I always associate the word "doll" with either Barbie or Bogie's vocabulary in pretty much every film he's been in.
Yeah I know it's strange, but that why I like the term "Action Figure".
I have Space Ghost, grabbingsand! (And Rosie too, though she'll probably be a gift to someone someday. Sometimes I buy gifts with no idea of whom I'll give them to, then years later they turn out perfect.)
If this fellow had more hair in front, a longer nose, and brown eyes I'd finally have my action figure: ≡ Click to see image ≡
Forget the cover of Rolling Stone; when they make an action figure of you, you've arrived.
I have the librarian action figure that someone gave me as a gift - and I've actually met the real librarian who was the model for it. I've thought about getting the crazy cat lady but I thought it would give bad luck to my dating efforts, since I'm already *this* close to becoming one.

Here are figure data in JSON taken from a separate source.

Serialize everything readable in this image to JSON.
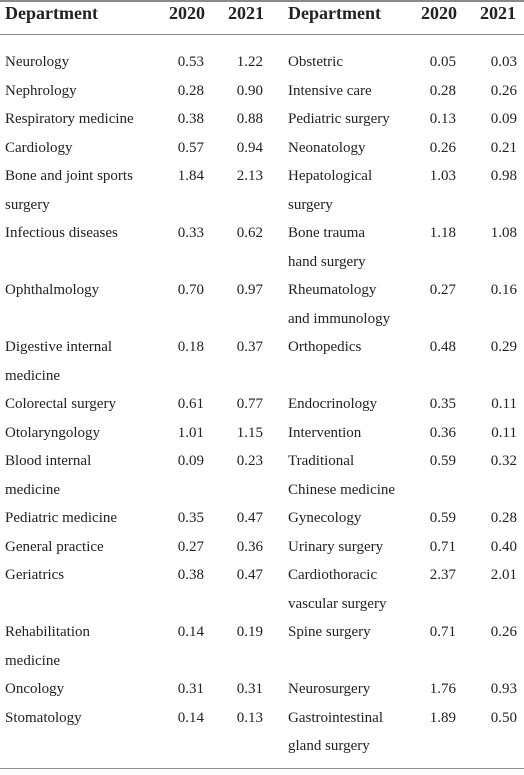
{
  "headers": {
    "department_left": "Department",
    "y2020_left": "2020",
    "y2021_left": "2021",
    "department_right": "Department",
    "y2020_right": "2020",
    "y2021_right": "2021"
  },
  "rows": [
    {
      "left": {
        "dept": [
          "Neurology"
        ],
        "v2020": "0.53",
        "v2021": "1.22"
      },
      "right": {
        "dept": [
          "Obstetric"
        ],
        "v2020": "0.05",
        "v2021": "0.03"
      }
    },
    {
      "left": {
        "dept": [
          "Nephrology"
        ],
        "v2020": "0.28",
        "v2021": "0.90"
      },
      "right": {
        "dept": [
          "Intensive care"
        ],
        "v2020": "0.28",
        "v2021": "0.26"
      }
    },
    {
      "left": {
        "dept": [
          "Respiratory medicine"
        ],
        "v2020": "0.38",
        "v2021": "0.88"
      },
      "right": {
        "dept": [
          "Pediatric surgery"
        ],
        "v2020": "0.13",
        "v2021": "0.09"
      }
    },
    {
      "left": {
        "dept": [
          "Cardiology"
        ],
        "v2020": "0.57",
        "v2021": "0.94"
      },
      "right": {
        "dept": [
          "Neonatology"
        ],
        "v2020": "0.26",
        "v2021": "0.21"
      }
    },
    {
      "left": {
        "dept": [
          "Bone and joint sports",
          "surgery"
        ],
        "v2020": "1.84",
        "v2021": "2.13"
      },
      "right": {
        "dept": [
          "Hepatological",
          "surgery"
        ],
        "v2020": "1.03",
        "v2021": "0.98"
      }
    },
    {
      "left": {
        "dept": [
          "Infectious diseases"
        ],
        "v2020": "0.33",
        "v2021": "0.62"
      },
      "right": {
        "dept": [
          "Bone trauma",
          "hand surgery"
        ],
        "v2020": "1.18",
        "v2021": "1.08"
      }
    },
    {
      "left": {
        "dept": [
          "Ophthalmology"
        ],
        "v2020": "0.70",
        "v2021": "0.97"
      },
      "right": {
        "dept": [
          "Rheumatology",
          "and immunology"
        ],
        "v2020": "0.27",
        "v2021": "0.16"
      }
    },
    {
      "left": {
        "dept": [
          "Digestive internal",
          "medicine"
        ],
        "v2020": "0.18",
        "v2021": "0.37"
      },
      "right": {
        "dept": [
          "Orthopedics"
        ],
        "v2020": "0.48",
        "v2021": "0.29"
      }
    },
    {
      "left": {
        "dept": [
          "Colorectal surgery"
        ],
        "v2020": "0.61",
        "v2021": "0.77"
      },
      "right": {
        "dept": [
          "Endocrinology"
        ],
        "v2020": "0.35",
        "v2021": "0.11"
      }
    },
    {
      "left": {
        "dept": [
          "Otolaryngology"
        ],
        "v2020": "1.01",
        "v2021": "1.15"
      },
      "right": {
        "dept": [
          "Intervention"
        ],
        "v2020": "0.36",
        "v2021": "0.11"
      }
    },
    {
      "left": {
        "dept": [
          "Blood internal",
          "medicine"
        ],
        "v2020": "0.09",
        "v2021": "0.23"
      },
      "right": {
        "dept": [
          "Traditional",
          "Chinese medicine"
        ],
        "v2020": "0.59",
        "v2021": "0.32"
      }
    },
    {
      "left": {
        "dept": [
          "Pediatric medicine"
        ],
        "v2020": "0.35",
        "v2021": "0.47"
      },
      "right": {
        "dept": [
          "Gynecology"
        ],
        "v2020": "0.59",
        "v2021": "0.28"
      }
    },
    {
      "left": {
        "dept": [
          "General practice"
        ],
        "v2020": "0.27",
        "v2021": "0.36"
      },
      "right": {
        "dept": [
          "Urinary surgery"
        ],
        "v2020": "0.71",
        "v2021": "0.40"
      }
    },
    {
      "left": {
        "dept": [
          "Geriatrics"
        ],
        "v2020": "0.38",
        "v2021": "0.47"
      },
      "right": {
        "dept": [
          "Cardiothoracic",
          "vascular surgery"
        ],
        "v2020": "2.37",
        "v2021": "2.01"
      }
    },
    {
      "left": {
        "dept": [
          "Rehabilitation",
          "medicine"
        ],
        "v2020": "0.14",
        "v2021": "0.19"
      },
      "right": {
        "dept": [
          "Spine surgery"
        ],
        "v2020": "0.71",
        "v2021": "0.26"
      }
    },
    {
      "left": {
        "dept": [
          "Oncology"
        ],
        "v2020": "0.31",
        "v2021": "0.31"
      },
      "right": {
        "dept": [
          "Neurosurgery"
        ],
        "v2020": "1.76",
        "v2021": "0.93"
      }
    },
    {
      "left": {
        "dept": [
          "Stomatology"
        ],
        "v2020": "0.14",
        "v2021": "0.13"
      },
      "right": {
        "dept": [
          "Gastrointestinal",
          "gland surgery"
        ],
        "v2020": "1.89",
        "v2021": "0.50"
      }
    }
  ]
}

Does anyone else remember the Barbie Liberation Organization? They're the ones who switched the voice thingies from the first talking Barbie and GI Joe. From the page:
The BLO returned the altered dolls to the toy store shelves, who then resold them to children who had to invent scenarios for Barbies who yelled "Vengeance is mine!" and G.I. Joes who daydreamed "Let’s plan our dream wedding!"

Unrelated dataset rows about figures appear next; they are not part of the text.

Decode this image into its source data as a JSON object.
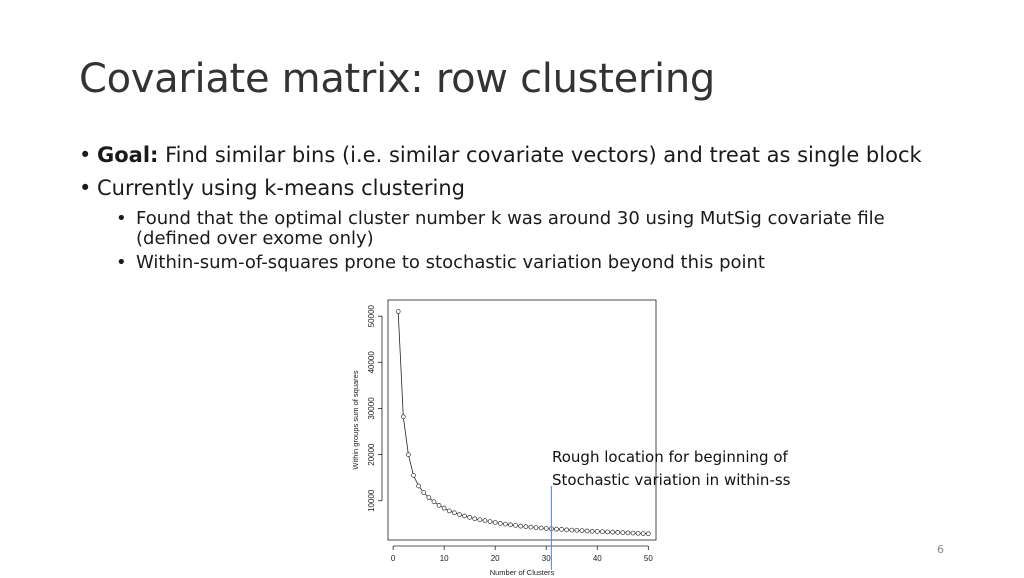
{
  "slide": {
    "title": "Covariate matrix: row clustering",
    "bullets": [
      {
        "bold": "Goal:",
        "text": " Find similar bins (i.e. similar covariate vectors) and treat as single block"
      },
      {
        "text": "Currently using k-means clustering"
      }
    ],
    "sub_bullets": [
      {
        "text": "Found that the optimal cluster number k was around 30 using MutSig covariate file (defined over exome only)"
      },
      {
        "text": "Within-sum-of-squares prone to stochastic variation beyond this point"
      }
    ],
    "annotation": {
      "line1": "Rough location for beginning of",
      "line2": "Stochastic variation in within-ss"
    },
    "slide_number": "6"
  },
  "colors": {
    "marker_line": "#5b7fc0",
    "points": "#333333"
  },
  "chart_data": {
    "type": "line",
    "xlabel": "Number of Clusters",
    "ylabel": "Within groups sum of squares",
    "xlim": [
      0,
      50
    ],
    "ylim": [
      3000,
      52000
    ],
    "x_ticks": [
      "0",
      "10",
      "20",
      "30",
      "40",
      "50"
    ],
    "y_ticks": [
      "10000",
      "20000",
      "30000",
      "40000",
      "50000"
    ],
    "marker_x": 31,
    "x": [
      1,
      2,
      3,
      4,
      5,
      6,
      7,
      8,
      9,
      10,
      11,
      12,
      13,
      14,
      15,
      16,
      17,
      18,
      19,
      20,
      21,
      22,
      23,
      24,
      25,
      26,
      27,
      28,
      29,
      30,
      31,
      32,
      33,
      34,
      35,
      36,
      37,
      38,
      39,
      40,
      41,
      42,
      43,
      44,
      45,
      46,
      47,
      48,
      49,
      50
    ],
    "y": [
      51000,
      28200,
      20000,
      15500,
      13200,
      11800,
      10700,
      9800,
      9000,
      8400,
      7800,
      7400,
      7000,
      6700,
      6400,
      6100,
      5900,
      5700,
      5500,
      5300,
      5100,
      4950,
      4800,
      4650,
      4500,
      4400,
      4300,
      4200,
      4100,
      4000,
      3950,
      3850,
      3800,
      3700,
      3650,
      3600,
      3550,
      3450,
      3400,
      3350,
      3300,
      3250,
      3200,
      3150,
      3100,
      3050,
      3000,
      2950,
      2900,
      2850
    ]
  }
}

Action figures have more points of articulation, yo. Or do they make barbies with knees and elbows now? Because if the arms can hold a machine gun without being deformed, it's an action figure.
I grew up playing with these, if that explains anything.
Speaking of Che, Joe, here's a link to that play I mentioned yesterday. It's a moving, well-written piece; I've seen readings of it with a slightly different cast, and they were more than just moving. José Rivera is a top-notch playwright.
I'm sure I meant to use more adjectives than just "moving," but there musta been a slip twixt the intention and the execution. Anyway, it's good. Also, since it's at the Public, tix are cheaper than Broadway (though I just looked and it's pricier than previous Public performances).
Yeah, after seeing the first reading they did of this, I immediately signed up for a master class with José, where I found his approach to writing for the stage much like my own. More about creating a situation for his characters to live through than creating characters to live through a situation; that's a poor and very incomplete explanation. He talked about "watching his characters react" to things, or "seeing how they develop" in response to plot actions, rather than having the individuals in the story being the prime movers: thus his characters come across as more human because they are less in control than one often sees, they're realistic because they are inhabitants of a specific and changing world. In the case of a historical play, this approach works perfectly.
He also had quite a few very interesting things to say about magical realism (part of most of his other work, notably Cloud Tectonics and References to Salvador Dali Make Me Hot). That's for another post, though.